UBS suffered a SFr2.5 billion ($2.7 billion) loss last year as the result of a huge Libor fine and the continued dismantling of its investment bank.This content was published on February 5, 2013 - 09:35
The $1.5 billion (SFr1.4 billion) Libor rate-rigging fine late last year swelled legal costs to SFr2.1 in the fourth quarter. Added to a SFr258 million restructuring charge, the bank recorded a SFr1.9 billion loss for the last three months of 2012.
This compared with a SFr393 million profit in the same period of 2011 and full year profit of SFr4.1 billion.
“This experience is a stark reminder of what can happen if we fail to maintain the highest standards in our business,” UBS chief executive Sergio Ermotti said at a press conference.

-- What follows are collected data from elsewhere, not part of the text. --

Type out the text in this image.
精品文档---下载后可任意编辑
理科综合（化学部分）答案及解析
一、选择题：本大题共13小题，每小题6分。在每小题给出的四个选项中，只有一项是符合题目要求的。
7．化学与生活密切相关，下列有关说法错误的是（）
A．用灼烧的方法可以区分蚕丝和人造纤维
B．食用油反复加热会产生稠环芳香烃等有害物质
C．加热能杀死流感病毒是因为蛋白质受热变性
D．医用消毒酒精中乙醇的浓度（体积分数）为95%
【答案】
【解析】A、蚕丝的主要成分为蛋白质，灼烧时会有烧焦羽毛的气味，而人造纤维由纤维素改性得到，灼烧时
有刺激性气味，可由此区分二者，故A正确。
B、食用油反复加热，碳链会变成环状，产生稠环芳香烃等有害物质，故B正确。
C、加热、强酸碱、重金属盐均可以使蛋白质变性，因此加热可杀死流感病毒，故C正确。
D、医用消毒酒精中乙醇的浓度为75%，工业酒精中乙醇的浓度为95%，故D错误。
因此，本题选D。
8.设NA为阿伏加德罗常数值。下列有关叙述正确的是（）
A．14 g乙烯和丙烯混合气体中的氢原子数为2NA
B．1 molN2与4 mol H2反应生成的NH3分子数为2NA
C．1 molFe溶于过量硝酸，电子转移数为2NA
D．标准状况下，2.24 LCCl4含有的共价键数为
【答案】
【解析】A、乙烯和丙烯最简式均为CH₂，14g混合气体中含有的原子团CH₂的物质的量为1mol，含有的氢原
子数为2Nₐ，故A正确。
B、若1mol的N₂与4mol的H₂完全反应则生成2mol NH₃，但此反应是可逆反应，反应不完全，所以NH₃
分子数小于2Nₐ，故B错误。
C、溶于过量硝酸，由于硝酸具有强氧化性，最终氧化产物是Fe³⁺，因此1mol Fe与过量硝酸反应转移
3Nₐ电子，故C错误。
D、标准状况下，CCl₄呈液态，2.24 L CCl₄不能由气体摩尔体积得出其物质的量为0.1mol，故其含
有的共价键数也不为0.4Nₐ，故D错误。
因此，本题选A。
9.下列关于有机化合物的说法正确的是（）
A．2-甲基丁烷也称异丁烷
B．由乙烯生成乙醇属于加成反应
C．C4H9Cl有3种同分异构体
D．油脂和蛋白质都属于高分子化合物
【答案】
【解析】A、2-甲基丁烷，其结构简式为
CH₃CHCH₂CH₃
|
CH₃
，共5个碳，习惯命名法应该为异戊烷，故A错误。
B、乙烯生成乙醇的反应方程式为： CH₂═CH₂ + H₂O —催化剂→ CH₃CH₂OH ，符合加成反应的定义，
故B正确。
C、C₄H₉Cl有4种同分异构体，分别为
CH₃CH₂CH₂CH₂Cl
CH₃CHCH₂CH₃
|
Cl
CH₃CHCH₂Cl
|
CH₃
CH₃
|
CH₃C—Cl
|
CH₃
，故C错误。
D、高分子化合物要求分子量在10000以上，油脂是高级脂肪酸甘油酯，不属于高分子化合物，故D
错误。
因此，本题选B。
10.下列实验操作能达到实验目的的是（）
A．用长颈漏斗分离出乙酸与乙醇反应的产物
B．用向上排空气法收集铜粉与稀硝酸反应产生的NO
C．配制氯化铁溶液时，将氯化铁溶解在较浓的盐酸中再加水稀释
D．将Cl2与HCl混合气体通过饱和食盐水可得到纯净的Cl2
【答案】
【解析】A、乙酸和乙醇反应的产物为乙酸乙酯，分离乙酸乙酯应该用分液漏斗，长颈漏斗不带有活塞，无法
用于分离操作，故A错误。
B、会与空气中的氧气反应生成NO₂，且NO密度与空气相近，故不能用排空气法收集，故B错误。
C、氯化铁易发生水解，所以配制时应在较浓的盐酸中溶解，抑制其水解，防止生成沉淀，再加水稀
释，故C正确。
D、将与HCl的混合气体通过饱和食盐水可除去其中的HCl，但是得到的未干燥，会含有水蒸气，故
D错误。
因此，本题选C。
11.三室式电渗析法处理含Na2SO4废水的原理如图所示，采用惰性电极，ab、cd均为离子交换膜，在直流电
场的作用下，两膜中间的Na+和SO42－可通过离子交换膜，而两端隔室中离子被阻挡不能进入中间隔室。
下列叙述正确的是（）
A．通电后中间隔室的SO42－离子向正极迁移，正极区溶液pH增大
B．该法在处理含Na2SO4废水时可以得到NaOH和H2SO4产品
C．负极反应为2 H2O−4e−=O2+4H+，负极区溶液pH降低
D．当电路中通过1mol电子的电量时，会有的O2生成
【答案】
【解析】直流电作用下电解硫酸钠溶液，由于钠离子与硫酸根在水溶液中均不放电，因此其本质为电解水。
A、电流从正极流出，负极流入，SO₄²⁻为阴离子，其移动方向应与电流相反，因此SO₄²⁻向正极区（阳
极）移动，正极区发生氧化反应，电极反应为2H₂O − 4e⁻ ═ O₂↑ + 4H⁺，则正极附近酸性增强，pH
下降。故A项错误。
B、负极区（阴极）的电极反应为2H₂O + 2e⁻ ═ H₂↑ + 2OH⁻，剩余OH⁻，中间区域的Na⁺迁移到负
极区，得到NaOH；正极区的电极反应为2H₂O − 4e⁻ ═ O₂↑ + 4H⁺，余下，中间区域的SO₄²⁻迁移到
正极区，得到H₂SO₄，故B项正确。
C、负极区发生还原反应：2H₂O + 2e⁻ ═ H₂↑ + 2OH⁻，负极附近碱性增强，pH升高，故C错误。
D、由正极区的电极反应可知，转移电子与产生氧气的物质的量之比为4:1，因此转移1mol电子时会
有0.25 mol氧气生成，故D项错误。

The setbacks forced UBS to announce last October that it would radically cut back its investment banking division, shedding 10,000 jobs in the process.
Wealth management disappoints
The bank managed to shed SFr122 billion of risky assets from its books in 2012, mainly from its investment bank.
The investment bank clear-out has put more emphasis on wealth management for future business growth. While Wealth Management Americas showed record profits of $872 million (SFr900 million) for the full year, European clients continued to pull assets out of the bank.
The core wealth management business recorded net inflows of SFr2.4 billion, well short of analysts' estimates. Germany's rejection of a withholding tax deal with Switzerland in December contributed to European outflows, the bank confirmed.
"Despite the lack of progress on certain bilateral tax treaties, we remain confident that our asset-gathering businesses as a whole will continue to attract net new money, reflecting our clients' steadfast trust in the firm," UBS said in a statement.
Difficult times ahead
UBS also announced that it will peg back bonuses further with the introduction of bonds instead of cash for its highest earners. These so-called “bail-in” bonuses can be converted into shares if the bank does well, but could also be wiped out if results dip.
UBS recommended a 50 per cent increase in dividend payments to SFr0.50 for 2012, but warned of further difficult times ahead.
"Failure to achieve further sustained and credible improvements to the eurozone
sovereign debt situation, European banking system issues, unresolved US fiscal issues, ongoing geopolitical risks and the outlook for growth in the global economy would continue to exert a strong influence on client confidence and, thus, activity levels in the first quarter of 2013," the bank said in a statement.
Rival bank, Credit Suisse, will announce its results on Thursday.